France’s collaboration with Nazis revealed

Foreign Jews, especially Polish Jews, who get off the train in Pithiviers. According to the 04 October1940 anti-Jewish law and under German pressure more than 3,000 of them where arrested by the Paris police headquarters and imprisoned in the transit camps of Pithiviers et Beaune-la-Rolande. © AFP
France’s archives revealing details of collaboration with Nazi Germany have been declassified.

From Monday, the public can access the police and legal documents from the Vichy regime’s collaboration with the German invasion from 1940-44.

A culture of secrecy surrounds this period in France’s history, when the government worked with the Nazis in France to round up and deport Jews.

The archives had been sealed until today. Documents relating to the period from September 1939 to May 1945 can be accessed. More than 200,000 documents have been made public.

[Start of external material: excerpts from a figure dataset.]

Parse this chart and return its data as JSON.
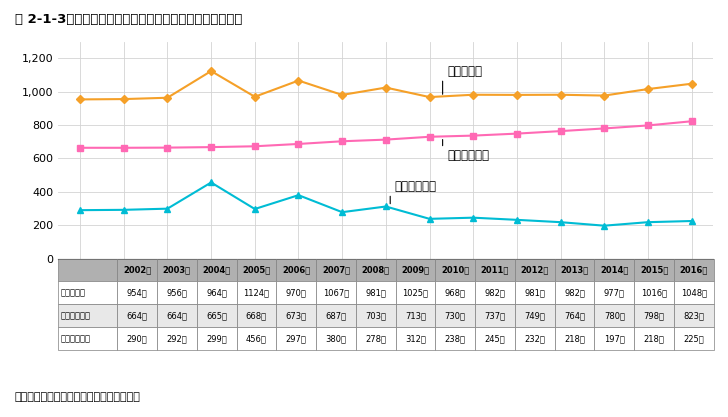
{
  "title": "図 2-1-3　短時間労働者（保育士・女）　時給と最賃推移",
  "years": [
    2002,
    2003,
    2004,
    2005,
    2006,
    2007,
    2008,
    2009,
    2010,
    2011,
    2012,
    2013,
    2014,
    2015,
    2016
  ],
  "hoikushi": [
    954,
    956,
    964,
    1124,
    970,
    1067,
    981,
    1025,
    968,
    982,
    981,
    982,
    977,
    1016,
    1048
  ],
  "saichin": [
    664,
    664,
    665,
    668,
    673,
    687,
    703,
    713,
    730,
    737,
    749,
    764,
    780,
    798,
    823
  ],
  "sagas": [
    290,
    292,
    299,
    456,
    297,
    380,
    278,
    312,
    238,
    245,
    232,
    218,
    197,
    218,
    225
  ],
  "hoikushi_color": "#F5A028",
  "saichin_color": "#FF69B4",
  "sagas_color": "#00BCD4",
  "hoikushi_label": "保育士・女",
  "saichin_label": "最賃加重平均",
  "sagas_label": "最賃との差額",
  "source": "資料：「賃金構造基本統計調査」より作成",
  "ylim": [
    0,
    1300
  ],
  "yticks": [
    0,
    200,
    400,
    600,
    800,
    1000,
    1200
  ],
  "hoikushi_str": [
    "954円",
    "956円",
    "964円",
    "1124円",
    "970円",
    "1067円",
    "981円",
    "1025円",
    "968円",
    "982円",
    "981円",
    "982円",
    "977円",
    "1016円",
    "1048円"
  ],
  "saichin_str": [
    "664円",
    "664円",
    "665円",
    "668円",
    "673円",
    "687円",
    "703円",
    "713円",
    "730円",
    "737円",
    "749円",
    "764円",
    "780円",
    "798円",
    "823円"
  ],
  "sagas_str": [
    "290円",
    "292円",
    "299円",
    "456円",
    "297円",
    "380円",
    "278円",
    "312円",
    "238円",
    "245円",
    "232円",
    "218円",
    "197円",
    "218円",
    "225円"
  ],
  "table_header_bg": "#b0b0b0",
  "table_row1_bg": "#ffffff",
  "table_row2_bg": "#e8e8e8",
  "table_row3_bg": "#ffffff"
}
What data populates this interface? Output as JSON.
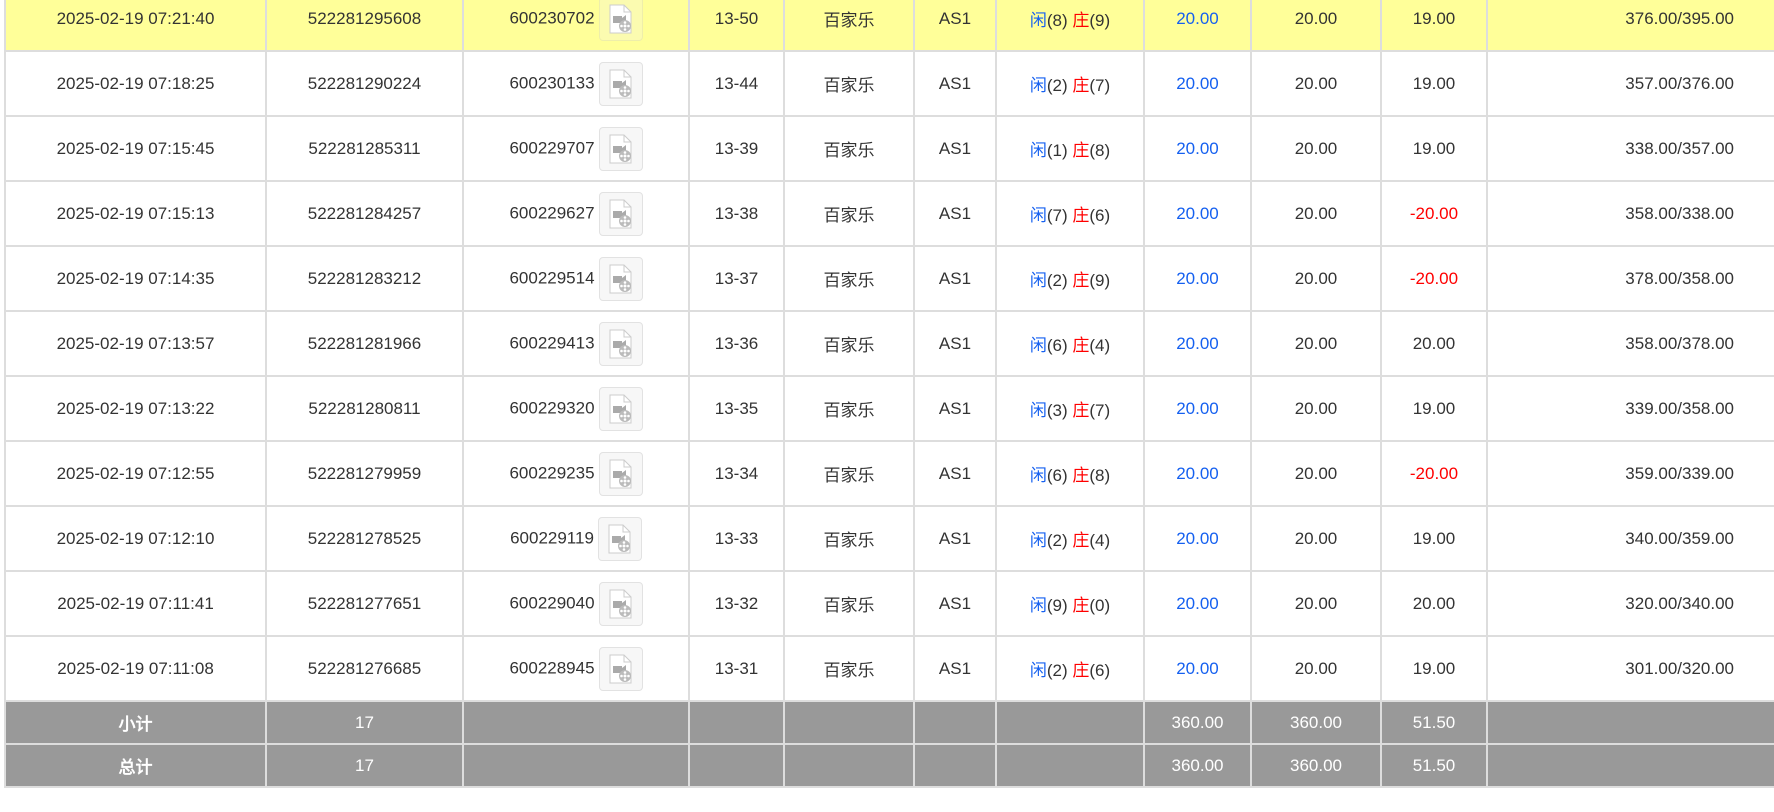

When Germany invaded France in 1940, the two countries signed an armistice. The German army occupied northern and western France, while the French collaborationist Vichy government ruled the rest of the country. The Vichy regime worked with the Germans and introduced anti-Jewish laws, banning Jews from public life and restricting the jobs they could have.

The Vichy government introduced ‘Aryanization’ in 1941 to take assets from Jews, who were then sent to detention camps. The first deportation saw more than 1,000 Jews go to Auschwitz on March 27, 1942.

German officials and French police rounded Jews up and separated children from their families, sending the adults to camps first.

The archives will reveal the names of those who betrayed the Jews and sent them to their deaths, and include documents on the prosecution of war criminals by the French government after the war.

In 2009, France’s Council of State said the Vichy government held responsibility for the deportation of tens of thousands of Jews and that the Germans were not solely to blame.

Before then, the French had refused to acknowledge their role in the Holocaust.